I've written a script in scrapy in combination with selenium to make proxied requests using newly generated proxies by get_proxies()
method. I used requests module to fetch the proxies in order to reuse them in the script. What I'm trying to do is parse all the post links from it's landing page and then fetch the name of each title from it's target page.
My following script works inconsistently because when get_random_proxy
function produces a usable proxy then I get my script working otherwise it fails miserably.
How can I make my script keep trying with different proxies until it runs successfully?
I've written so far:
import scrapy
import random
import requests
from itertools import cycle
from bs4 import BeautifulSoup
from selenium import webdriver
from scrapy.crawler import CrawlerProcess
from selenium.webdriver.common.by import By
from selenium.webdriver.support.ui import WebDriverWait
from selenium.common.exceptions import TimeoutException
from selenium.webdriver.support import expected_conditions as EC
def get_proxies():
response = requests.get("https://www.sslproxies.org/")

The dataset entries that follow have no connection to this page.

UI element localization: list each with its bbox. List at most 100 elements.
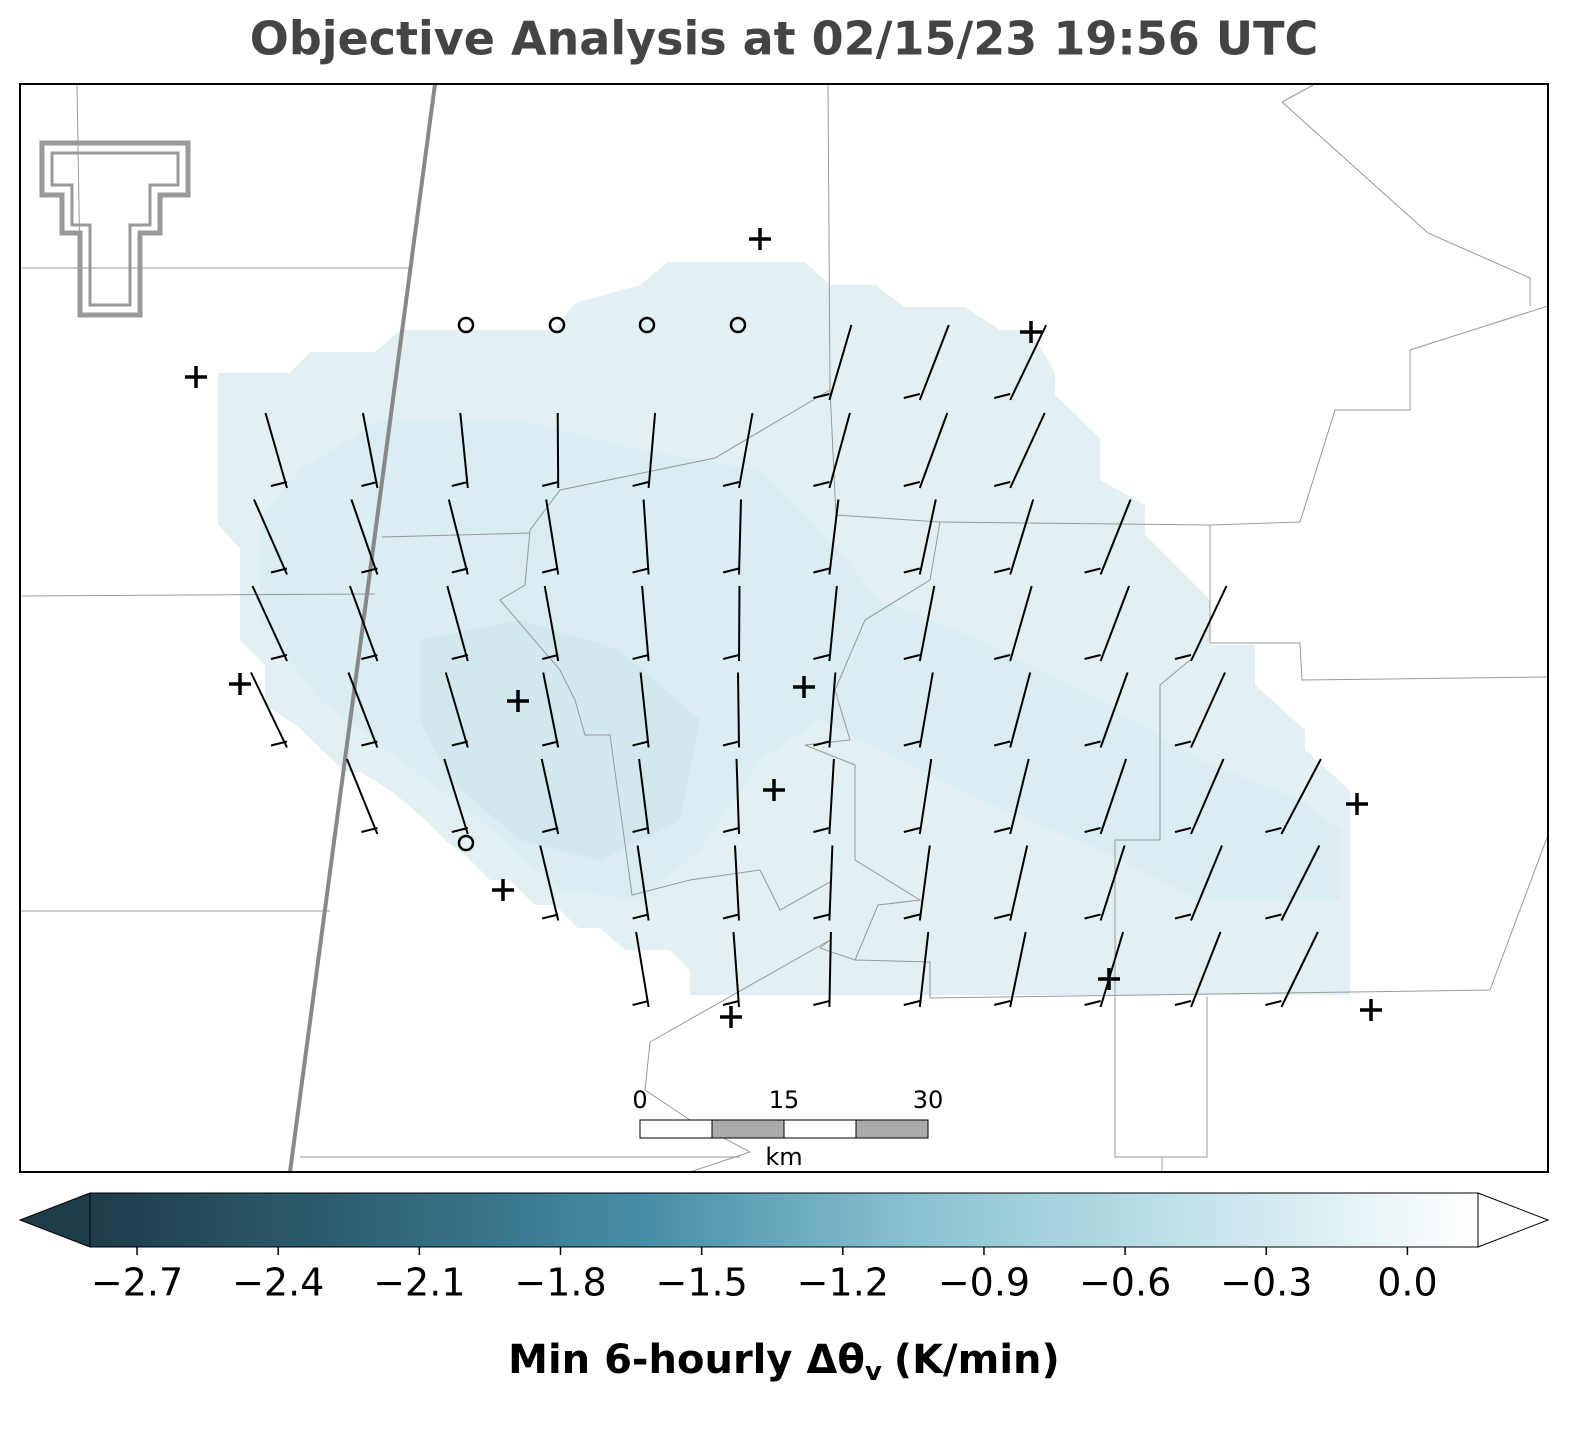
station-plus [793,676,815,698]
barb-staff [1190,758,1225,835]
title: Objective Analysis at 02/15/23 19:56 UTC [250,12,1319,66]
barb-flag [361,827,378,833]
station-plus [1346,793,1368,815]
barb-staff [828,585,838,662]
barb-staff [1190,585,1228,662]
station-circle [457,834,475,852]
barb-flag [1265,827,1282,833]
barb-staff [918,931,930,1008]
barb-flag [993,393,1011,399]
station-plus [720,1006,742,1028]
barb-staff [1280,845,1321,921]
barb-staff [1099,931,1125,1008]
scale-segment [711,1119,785,1139]
station-plus [229,673,251,695]
barb-flag [722,740,740,747]
colorbar-tick-label: −2.1 [373,1261,465,1305]
barb-staff [1190,845,1223,921]
highway [288,83,437,1173]
station-circle [638,316,656,334]
barb-staff [1099,845,1126,921]
scale-label: 0 [632,1086,647,1114]
barb-flag [903,1000,921,1006]
barb-staff [732,931,740,1008]
station-plus [507,690,529,712]
logo [39,140,191,318]
barb-flag [451,827,469,833]
wind-barbs [250,324,1322,1008]
barb-flag [632,567,649,574]
barb-flag [903,740,921,747]
barb-staff [264,412,288,489]
barb-staff [828,499,840,575]
barb-staff [556,412,560,489]
barb-flag [903,567,921,574]
colorbar-body [89,1192,1479,1248]
colorbar: Min 6-hourly Δθv (K/min) −2.7 −2.4 −2.1 −1.8… [18,1192,1550,1387]
barb-flag [1174,1000,1192,1006]
barb-flag [632,827,649,833]
barb-flag [1084,827,1101,833]
barb-staff [738,585,741,662]
barb-flag [541,481,559,487]
barb-staff [1280,758,1322,835]
map-frame [19,83,1549,1173]
barb-staff [828,324,853,401]
barb-flag [1174,827,1192,833]
barb-staff [1009,499,1035,575]
barb-staff [1099,672,1129,748]
map-area: 0 15 30 km [19,83,1549,1173]
barb-staff [250,672,288,748]
barb-staff [918,845,931,921]
barb-staff [545,499,560,575]
barb-staff [639,672,650,748]
barb-staff [635,931,650,1008]
barb-flag [813,481,830,487]
barb-staff [446,585,469,662]
station-circle [729,316,747,334]
barb-flag [813,393,830,399]
colorbar-tick-label: 0.0 [1377,1261,1437,1305]
barb-flag [361,654,378,660]
barb-flag [813,654,830,660]
station-plus [763,779,785,801]
station-plus [185,366,207,388]
barb-flag [1265,1000,1282,1006]
barb-staff [918,585,936,662]
barb-flag [361,740,378,747]
barb-staff [1009,758,1030,835]
barb-staff [539,845,560,921]
barb-flag [270,567,288,574]
station-circle [548,316,566,334]
barb-staff [1009,845,1029,921]
barb-flag [722,1000,740,1006]
barb-flag [813,1000,830,1006]
barb-flag [541,827,559,833]
barb-staff [345,758,379,835]
barb-staff [638,758,650,835]
station-plus [1020,321,1042,343]
barb-staff [1009,585,1033,662]
colorbar-extend-low [18,1192,91,1248]
barb-flag [541,567,559,574]
station-plus [749,228,771,250]
barb-flag [993,654,1011,660]
barb-staff [918,412,949,489]
barb-staff [828,845,834,921]
barb-staff [447,499,469,575]
barb-staff [647,412,657,489]
barb-staff [1099,585,1131,662]
barb-staff [347,672,379,748]
barb-flag [1084,567,1101,574]
barb-flag [1084,740,1101,747]
barb-staff [1190,672,1226,748]
barb-staff [738,499,742,575]
colorbar-extend-high [1477,1192,1550,1248]
barb-flag [451,654,469,660]
barb-staff [642,499,650,575]
barb-flag [903,913,921,920]
barb-flag [993,567,1011,574]
station-plus [1098,968,1120,990]
barb-staff [1009,931,1027,1008]
barb-staff [361,412,379,489]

soup = BeautifulSoup(response.text,"lxml")
proxies = [':'.join([item.select_one("td").text,item.select_one("td:nth-of-type(2)").text]) for item in soup.select("table.table tr") if "yes" in item.text]
return proxies
def get_random_proxy(proxy_vault):
random.shuffle(proxy_vault)
proxy_url = next(cycle(proxy_vault))
return proxy_url
def start_script():
proxy = get_proxies()
chrome_options = webdriver.ChromeOptions()
chrome_options.add_argument(f'--proxy-server={get_random_proxy(proxy)}')
driver = webdriver.Chrome(options=chrome_options)
return driver
class StackBotSpider(scrapy.Spider):
name = "stackoverflow"
start_urls = [
'https://stackoverflow.com/questions/tagged/web-scraping'
]
def __init__(self):
self.driver = start_script()
self.wait = WebDriverWait(self.driver, 10)
def parse(self,response):
self.driver.get(response.url)
for elem in self.wait.until(EC.presence_of_all_elements_located((By.CSS_SELECTOR, ".summary .question-hyperlink"))):
yield scrapy.Request(elem.get_attribute("href"),callback=self.parse_details)
def parse_details(self,response):
self.driver.get(response.url)
for elem in self.wait.until(EC.presence_of_all_elements_located((By.CSS_SELECTOR, "h1[itemprop='name'] > a"))):
yield {"post_title":elem.text}
c = CrawlerProcess({
'USER_AGENT': 'Mozilla/5.0',
})
c.crawl(StackBotSpider)
c.start()